The Vatican? An anachronistic term for the 11th century, but why should a Scandinavian Lutheran know that?

But the crusaders attacked anyway, killing every Muslim they could find. The Jews in the city gathered in the temple, and the crusaders set it on fire.

Yes, and for this brutality, as common as it was in the conduct of warfare at the time, and not singular as it is frequently portrayed today, there is no excuse.

Pope Urban II died two weeks later, never hearing the news. But the crusading would go on for the next 200 years. In the fourth and last Crusade, in 1202, the crusaders never even made it to Jerusalem, but got sidetracked and wound up destroying Constantinople, which was at the time the last great city left over from the Roman Empire.

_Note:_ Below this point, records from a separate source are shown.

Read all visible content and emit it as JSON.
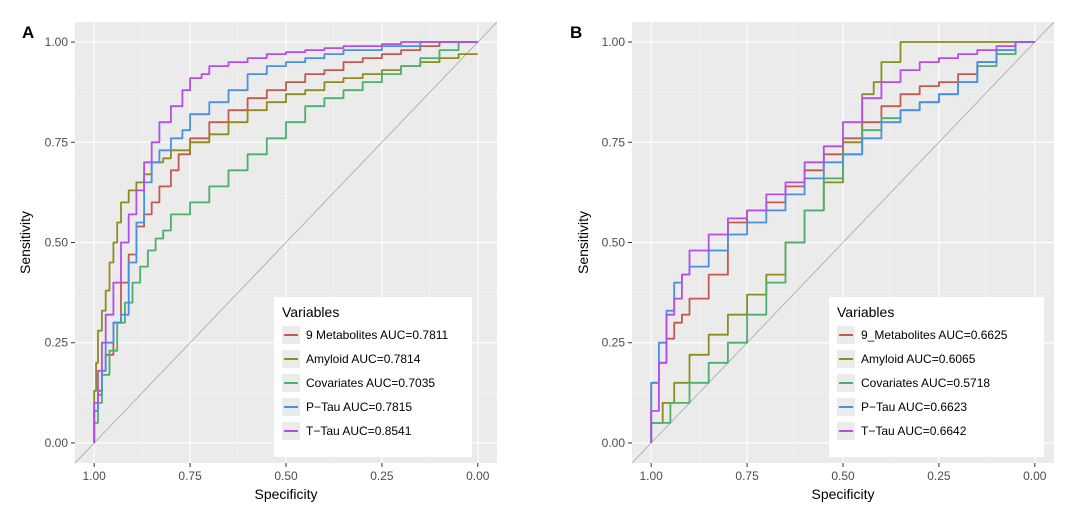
{
  "chart_data": [
    {
      "type": "line",
      "panel_label": "A",
      "xlabel": "Specificity",
      "ylabel": "Sensitivity",
      "xlim": [
        1.0,
        0.0
      ],
      "ylim": [
        0.0,
        1.0
      ],
      "x_reversed": true,
      "xticks": [
        "1.00",
        "0.75",
        "0.50",
        "0.25",
        "0.00"
      ],
      "yticks": [
        "0.00",
        "0.25",
        "0.50",
        "0.75",
        "1.00"
      ],
      "grid": true,
      "legend": {
        "title": "Variables",
        "position": "bottom-right"
      },
      "series": [
        {
          "name": "9 Metabolites AUC=0.7811",
          "color": "#c45a4f",
          "x": [
            1.0,
            0.99,
            0.98,
            0.97,
            0.95,
            0.93,
            0.91,
            0.89,
            0.87,
            0.85,
            0.83,
            0.8,
            0.78,
            0.75,
            0.7,
            0.65,
            0.6,
            0.55,
            0.5,
            0.45,
            0.4,
            0.35,
            0.3,
            0.25,
            0.2,
            0.15,
            0.1,
            0.05,
            0.0
          ],
          "y": [
            0.0,
            0.08,
            0.13,
            0.18,
            0.22,
            0.3,
            0.4,
            0.47,
            0.54,
            0.57,
            0.6,
            0.64,
            0.68,
            0.72,
            0.76,
            0.8,
            0.83,
            0.86,
            0.88,
            0.9,
            0.92,
            0.93,
            0.95,
            0.96,
            0.97,
            0.98,
            0.99,
            1.0,
            1.0
          ]
        },
        {
          "name": "Amyloid AUC=0.7814",
          "color": "#8c8c1f",
          "x": [
            1.0,
            0.995,
            0.99,
            0.98,
            0.97,
            0.96,
            0.95,
            0.94,
            0.93,
            0.91,
            0.89,
            0.87,
            0.85,
            0.82,
            0.8,
            0.75,
            0.7,
            0.65,
            0.6,
            0.55,
            0.5,
            0.45,
            0.4,
            0.35,
            0.3,
            0.25,
            0.2,
            0.15,
            0.1,
            0.05,
            0.0
          ],
          "y": [
            0.0,
            0.13,
            0.2,
            0.28,
            0.33,
            0.38,
            0.45,
            0.5,
            0.55,
            0.6,
            0.63,
            0.65,
            0.67,
            0.7,
            0.71,
            0.73,
            0.75,
            0.77,
            0.8,
            0.83,
            0.85,
            0.87,
            0.88,
            0.9,
            0.91,
            0.92,
            0.93,
            0.94,
            0.95,
            0.96,
            0.97
          ]
        },
        {
          "name": "Covariates AUC=0.7035",
          "color": "#4caf6a",
          "x": [
            1.0,
            0.99,
            0.98,
            0.96,
            0.94,
            0.92,
            0.9,
            0.88,
            0.86,
            0.84,
            0.82,
            0.8,
            0.75,
            0.7,
            0.65,
            0.6,
            0.55,
            0.5,
            0.45,
            0.4,
            0.35,
            0.3,
            0.25,
            0.2,
            0.15,
            0.1,
            0.05,
            0.0
          ],
          "y": [
            0.0,
            0.05,
            0.1,
            0.17,
            0.23,
            0.3,
            0.35,
            0.4,
            0.44,
            0.48,
            0.51,
            0.53,
            0.57,
            0.6,
            0.64,
            0.68,
            0.72,
            0.76,
            0.8,
            0.84,
            0.86,
            0.88,
            0.9,
            0.92,
            0.94,
            0.96,
            0.98,
            1.0
          ]
        },
        {
          "name": "P−Tau AUC=0.7815",
          "color": "#4a90e2",
          "x": [
            1.0,
            0.99,
            0.98,
            0.97,
            0.95,
            0.93,
            0.91,
            0.89,
            0.87,
            0.85,
            0.83,
            0.8,
            0.77,
            0.75,
            0.7,
            0.65,
            0.6,
            0.55,
            0.5,
            0.45,
            0.4,
            0.35,
            0.3,
            0.25,
            0.2,
            0.15,
            0.1,
            0.05,
            0.0
          ],
          "y": [
            0.0,
            0.08,
            0.12,
            0.18,
            0.25,
            0.3,
            0.32,
            0.45,
            0.55,
            0.65,
            0.7,
            0.73,
            0.76,
            0.78,
            0.82,
            0.85,
            0.88,
            0.92,
            0.94,
            0.95,
            0.96,
            0.97,
            0.98,
            0.98,
            0.99,
            0.99,
            1.0,
            1.0,
            1.0
          ]
        },
        {
          "name": "T−Tau AUC=0.8541",
          "color": "#b44ee6",
          "x": [
            1.0,
            0.99,
            0.98,
            0.97,
            0.95,
            0.93,
            0.91,
            0.89,
            0.87,
            0.85,
            0.83,
            0.8,
            0.77,
            0.75,
            0.72,
            0.7,
            0.65,
            0.6,
            0.55,
            0.5,
            0.45,
            0.4,
            0.35,
            0.3,
            0.25,
            0.2,
            0.15,
            0.1,
            0.05,
            0.0
          ],
          "y": [
            0.0,
            0.1,
            0.18,
            0.25,
            0.32,
            0.4,
            0.5,
            0.57,
            0.63,
            0.7,
            0.75,
            0.8,
            0.84,
            0.88,
            0.91,
            0.92,
            0.94,
            0.95,
            0.96,
            0.97,
            0.975,
            0.98,
            0.985,
            0.99,
            0.99,
            0.995,
            1.0,
            1.0,
            1.0,
            1.0
          ]
        }
      ]
    },
    {
      "type": "line",
      "panel_label": "B",
      "xlabel": "Specificity",
      "ylabel": "Sensitivity",
      "xlim": [
        1.0,
        0.0
      ],
      "ylim": [
        0.0,
        1.0
      ],
      "x_reversed": true,
      "xticks": [
        "1.00",
        "0.75",
        "0.50",
        "0.25",
        "0.00"
      ],
      "yticks": [
        "0.00",
        "0.25",
        "0.50",
        "0.75",
        "1.00"
      ],
      "grid": true,
      "legend": {
        "title": "Variables",
        "position": "bottom-right"
      },
      "series": [
        {
          "name": "9_Metabolites AUC=0.6625",
          "color": "#c45a4f",
          "x": [
            1.0,
            0.98,
            0.96,
            0.94,
            0.92,
            0.9,
            0.85,
            0.8,
            0.75,
            0.7,
            0.65,
            0.6,
            0.55,
            0.5,
            0.45,
            0.4,
            0.35,
            0.3,
            0.25,
            0.2,
            0.15,
            0.1,
            0.05,
            0.0
          ],
          "y": [
            0.0,
            0.15,
            0.2,
            0.26,
            0.3,
            0.32,
            0.36,
            0.42,
            0.55,
            0.58,
            0.6,
            0.64,
            0.68,
            0.72,
            0.76,
            0.8,
            0.84,
            0.87,
            0.89,
            0.9,
            0.92,
            0.95,
            0.98,
            1.0
          ]
        },
        {
          "name": "Amyloid AUC=0.6065",
          "color": "#8c8c1f",
          "x": [
            1.0,
            0.97,
            0.94,
            0.9,
            0.85,
            0.8,
            0.75,
            0.7,
            0.65,
            0.6,
            0.55,
            0.5,
            0.45,
            0.42,
            0.4,
            0.35,
            0.3,
            0.25,
            0.2,
            0.15,
            0.1,
            0.05,
            0.0
          ],
          "y": [
            0.0,
            0.05,
            0.1,
            0.15,
            0.22,
            0.27,
            0.32,
            0.37,
            0.42,
            0.5,
            0.58,
            0.65,
            0.75,
            0.87,
            0.9,
            0.95,
            1.0,
            1.0,
            1.0,
            1.0,
            1.0,
            1.0,
            1.0
          ]
        },
        {
          "name": "Covariates AUC=0.5718",
          "color": "#4caf6a",
          "x": [
            1.0,
            0.95,
            0.9,
            0.85,
            0.8,
            0.75,
            0.7,
            0.65,
            0.6,
            0.55,
            0.5,
            0.45,
            0.4,
            0.35,
            0.3,
            0.25,
            0.2,
            0.15,
            0.1,
            0.05,
            0.0
          ],
          "y": [
            0.0,
            0.05,
            0.1,
            0.15,
            0.2,
            0.25,
            0.32,
            0.4,
            0.5,
            0.58,
            0.66,
            0.72,
            0.78,
            0.81,
            0.83,
            0.85,
            0.87,
            0.9,
            0.94,
            0.97,
            1.0
          ]
        },
        {
          "name": "P−Tau AUC=0.6623",
          "color": "#4a90e2",
          "x": [
            1.0,
            0.98,
            0.96,
            0.94,
            0.92,
            0.9,
            0.85,
            0.8,
            0.75,
            0.7,
            0.65,
            0.6,
            0.55,
            0.5,
            0.45,
            0.4,
            0.35,
            0.3,
            0.25,
            0.2,
            0.15,
            0.1,
            0.05,
            0.0
          ],
          "y": [
            0.0,
            0.15,
            0.25,
            0.33,
            0.4,
            0.42,
            0.44,
            0.48,
            0.52,
            0.55,
            0.58,
            0.62,
            0.66,
            0.7,
            0.72,
            0.76,
            0.8,
            0.83,
            0.85,
            0.87,
            0.9,
            0.95,
            0.98,
            1.0
          ]
        },
        {
          "name": "T−Tau AUC=0.6642",
          "color": "#b44ee6",
          "x": [
            1.0,
            0.98,
            0.96,
            0.94,
            0.92,
            0.9,
            0.85,
            0.8,
            0.75,
            0.7,
            0.65,
            0.6,
            0.55,
            0.5,
            0.45,
            0.4,
            0.35,
            0.3,
            0.25,
            0.2,
            0.15,
            0.1,
            0.05,
            0.0
          ],
          "y": [
            0.0,
            0.08,
            0.2,
            0.32,
            0.36,
            0.42,
            0.48,
            0.52,
            0.56,
            0.58,
            0.62,
            0.65,
            0.7,
            0.74,
            0.8,
            0.86,
            0.9,
            0.93,
            0.95,
            0.96,
            0.97,
            0.98,
            0.99,
            1.0
          ]
        }
      ]
    }
  ]
}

Four Crusades? Even in the Wikipedia article linked in Keillor’s post, there is reference to nine Crusades, and other lesser crusading operations. And of course neither Wikipedia nor Keillor mentions that during the 200-year period in which the Crusaders were most active, there were no Muslim incursions into Europe, although there were many such incursions both before and after this period. That 200-year interruption may have saved Europe and Western civilization from being completely conquered and Islamized, and thus made it possible for Keillor to make a career out of being affectionately condescending toward his family and childhood friends and neighbors, and featuring their charmingly naif music. But does he thank the Crusaders, without excusing their crimes? Would he dare? Not on your life!